Norwegian Air may survive after all
A view on Norwegian airlines Boeing 737-8JP at the Riga International Airport in Riga, Latvia, Aug. 8, 2018. EPA-EFE FILE/VALDA KALNINA
Madrid, Nov 12 (efe-epa).- Norwegian Air's chances of making it through the winter as an independent company have risen though, its stock remains an expensive gamble on a takeover that may not happen, according to a report from the Dow Jones Newswires made available to EFE on Monday.
Norwegian's breakneck expansion, designed to bring the short-haul low-cost model pioneered by Southwest and Ryanair to trans-Atlantic flights, has left it with a massive burden of debt and airplane leases. The company's bond covenants require a minimum 1.5 billion kroner ($177 million) of balance-sheet equity. Many analysts thought the company would crash through this level during the winter low season, likely causing a bankruptcy.
The shares have surged in recent weeks on hopes of a deal to offload some of these liabilities to a leasing company. This deal could even reignite the interest of International Airlines Group, which owns 4.6 percent of Norwegian and made two bids in the spring.
Yet there's another scenario that investors increasingly need to consider: Norwegian survives on its own.
One reason why this is now looking more likely is that third-quarter balance-sheet equity came in at 5.3 billion Norwegian kroner - a significant buffer. Another is oil prices, which have come back down to around $70 a barrel. The company previously said it would use any reprieve to hedge costs.
Finally, Norwegian's cash flows should soon look healthier as the company starts to receive some compensation from British jet-engine manufacturer Rolls-Royce Holdings for delayed deliveries of new Boeing 787s. The airline has booked the compensation in accounts receivable but hasn't yet got the cash. This quarter the payments and discounts will start flowing.
Norwegian's survival would be good for trans-Atlantic flyers, but won't necessarily make its stock a great investment.
A firm deal with a plane lessor before year end could halt speculation of a bankruptcy or dilutive share sale in 2019. The prospect of sharing the burden of Norwegian's huge plane orders could also bring IAG or another bidder - Lufthansa has admitted to running the math - back to the negotiating table.

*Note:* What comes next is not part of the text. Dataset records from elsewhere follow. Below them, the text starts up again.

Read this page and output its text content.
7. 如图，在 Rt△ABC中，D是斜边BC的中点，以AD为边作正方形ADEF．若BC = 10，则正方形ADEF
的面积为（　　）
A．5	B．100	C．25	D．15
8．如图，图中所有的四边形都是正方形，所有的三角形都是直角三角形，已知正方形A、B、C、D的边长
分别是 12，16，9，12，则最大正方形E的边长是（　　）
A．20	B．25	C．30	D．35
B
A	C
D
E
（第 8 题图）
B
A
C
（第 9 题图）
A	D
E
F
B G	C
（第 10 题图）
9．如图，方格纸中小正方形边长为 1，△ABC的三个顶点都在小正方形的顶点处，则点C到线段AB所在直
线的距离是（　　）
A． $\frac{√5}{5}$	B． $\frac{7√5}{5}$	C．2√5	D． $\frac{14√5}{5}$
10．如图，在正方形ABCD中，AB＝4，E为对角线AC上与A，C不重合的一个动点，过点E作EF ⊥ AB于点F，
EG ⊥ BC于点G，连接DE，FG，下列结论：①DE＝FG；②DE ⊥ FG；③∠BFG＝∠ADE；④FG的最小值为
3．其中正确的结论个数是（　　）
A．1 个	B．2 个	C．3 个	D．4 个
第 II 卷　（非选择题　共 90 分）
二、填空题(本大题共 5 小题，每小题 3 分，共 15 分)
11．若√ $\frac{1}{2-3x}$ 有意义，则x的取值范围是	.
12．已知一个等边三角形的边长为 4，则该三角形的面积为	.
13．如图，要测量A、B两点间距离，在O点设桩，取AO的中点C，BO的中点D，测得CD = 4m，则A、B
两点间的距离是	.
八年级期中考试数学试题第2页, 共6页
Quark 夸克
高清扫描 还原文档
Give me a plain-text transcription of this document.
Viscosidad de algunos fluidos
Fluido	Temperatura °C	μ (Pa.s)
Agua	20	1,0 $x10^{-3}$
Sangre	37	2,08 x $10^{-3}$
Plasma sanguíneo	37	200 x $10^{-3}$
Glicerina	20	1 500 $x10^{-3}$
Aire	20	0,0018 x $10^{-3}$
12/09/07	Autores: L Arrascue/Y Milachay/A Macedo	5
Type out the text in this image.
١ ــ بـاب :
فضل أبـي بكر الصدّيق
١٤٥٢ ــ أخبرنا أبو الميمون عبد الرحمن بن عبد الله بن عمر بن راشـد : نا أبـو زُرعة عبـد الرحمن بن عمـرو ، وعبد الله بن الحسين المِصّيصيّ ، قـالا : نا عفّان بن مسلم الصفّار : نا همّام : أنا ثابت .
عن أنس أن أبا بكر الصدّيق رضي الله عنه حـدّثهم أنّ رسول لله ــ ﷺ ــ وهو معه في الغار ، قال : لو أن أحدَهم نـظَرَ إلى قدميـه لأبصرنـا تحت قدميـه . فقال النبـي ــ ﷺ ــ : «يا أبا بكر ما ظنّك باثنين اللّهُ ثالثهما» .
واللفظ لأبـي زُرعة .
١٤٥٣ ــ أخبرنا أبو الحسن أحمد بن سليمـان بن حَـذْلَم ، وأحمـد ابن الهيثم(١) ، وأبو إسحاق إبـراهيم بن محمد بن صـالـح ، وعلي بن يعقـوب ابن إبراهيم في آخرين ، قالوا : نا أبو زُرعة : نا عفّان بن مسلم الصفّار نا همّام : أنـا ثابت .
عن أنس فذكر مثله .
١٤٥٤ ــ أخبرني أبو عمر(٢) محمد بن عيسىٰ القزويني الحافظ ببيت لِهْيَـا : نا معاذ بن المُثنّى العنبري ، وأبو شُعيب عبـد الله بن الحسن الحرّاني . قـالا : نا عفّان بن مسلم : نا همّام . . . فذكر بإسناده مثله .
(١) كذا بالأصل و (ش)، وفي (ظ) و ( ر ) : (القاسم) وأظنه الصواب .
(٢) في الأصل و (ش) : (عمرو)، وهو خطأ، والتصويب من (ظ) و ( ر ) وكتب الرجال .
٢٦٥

At this point, however, such hopes seem a speculative leap too far. The outlook for airlines is more uncertain than it was when IAG made its first bid back in May, and IAG and Lufthansa may prefer to keep investing in their own low-cost long-haul brands, Level and Eurowings respectively. Unlike in the low-cost short-haul boom of the 1990s, legacy carriers aren't resting on their laurels while Norwegian tries to disrupt the trans-Atlantic market.
Without more solid indications of takeover interest, Norwegian's market value is simply too high for a company that, on its own, is probably destined to be a niche European player. Investors should keep an eye on the stock, but the time to buy isn't now.